To lose one drug manufacturer…
The damning framework stands in contrast to the government’s Life Sciences Sector Plan, launched only a month ago. Part of the government’s industrial strategy, it set out a ten-year mission to harness British science and innovation to deliver economic growth and a stronger, prevention-focused NHS. Then science and technology secretary Peter Kyle called the sector “one of the crown jewels of the UK economy”.
Instead, the framework was released to news that Merck had mothballed its £1 billion research centre in London.
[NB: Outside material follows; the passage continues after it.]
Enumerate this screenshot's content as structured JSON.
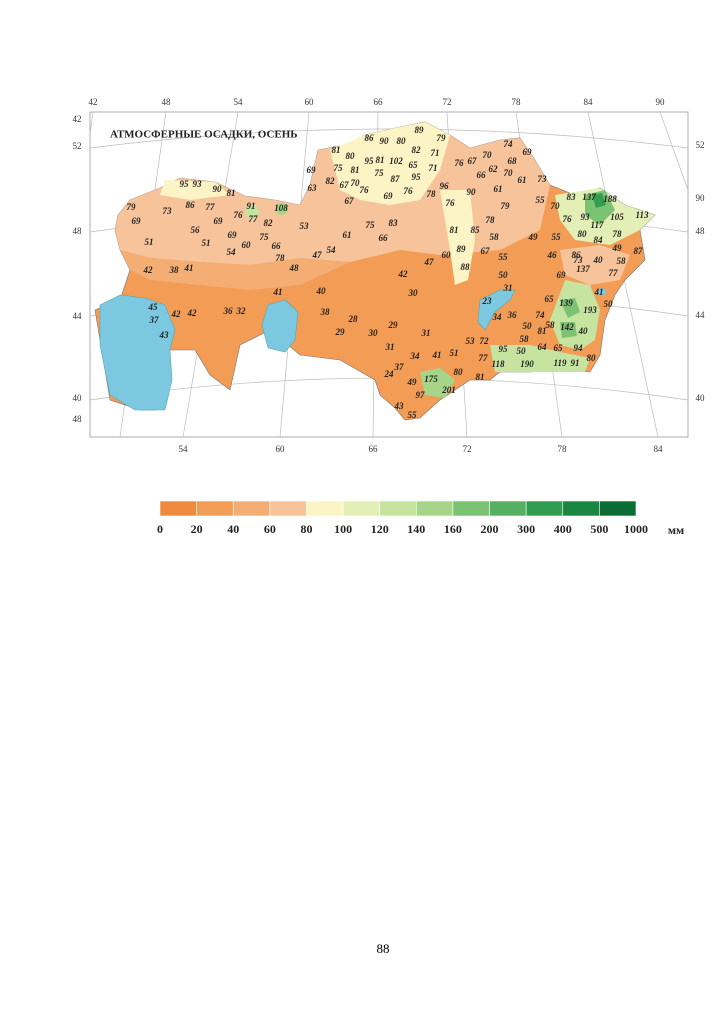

Due to open in 2027, construction has already started, though the US pharmaceutical giant is walking away by the end of the year.
In a brutal statement, the firm said that Britain is “not internationally competitive” and it complained about the “lack of investment in the life science industry and the overall undervaluation of innovative medicines and vaccines by successive UK governments.”
“We’ve really got to see it as a wake-up call to try and understand what is driving companies to make these difficult decisions and what can we do to turn that round,” Torbett told the BBC’s Wake Up To Money programme.
The news from Merck comes on the back of AstraZeneca’s announcement in February that the pharmaceutical firm had halted a planned £450 million investment in Speke after the government pulled back from the previous government’s offer of support.
Seen as uninvestable
Most perturbing of all is that Britain’s pharmaceutical sector understands Merck and AstraZeneca’s reasoning.
“The UK life sciences sector’s inherent strengths are being undermined as other countries outpace the UK in securing global investment,” said Steve Hopkinson, vice president and general manager of AbbVie UK.
“For government to achieve its ambition for the UK to be a top three global life sciences economy, as laid out in the Life Sciences Sector Plan, it must address longstanding underinvestment in innovative medicines and high clawback rates which continue to erode confidence in the UK,” he continued.
Guy Oliver, general manager of Bristol Myers Squibb UK and Ireland, said that the critical question is whether the government will respond with reform and funding that match the scale of the challenge.
“But this opportunity will slip away if the government does not urgently address the growth-limiting barriers our sector has consistently highlighted. These barriers are damaging patient access to innovation available in other countries, dampening investor confidence, creating broader contagion risks internationally, and restricting our ability to conduct trials in the UK,” he said.
The problem is, said Rippon Ubhi, UK & Ireland country lead and general manager of speciality care at Sanofi, is that the UK is increasingly being viewed as “uninvestable” within global boardrooms, a result of clawback rates and restrictive patient access to medicines.
“While other countries are actively investing in innovative medicines for patients, the UK is falling behind,” she said.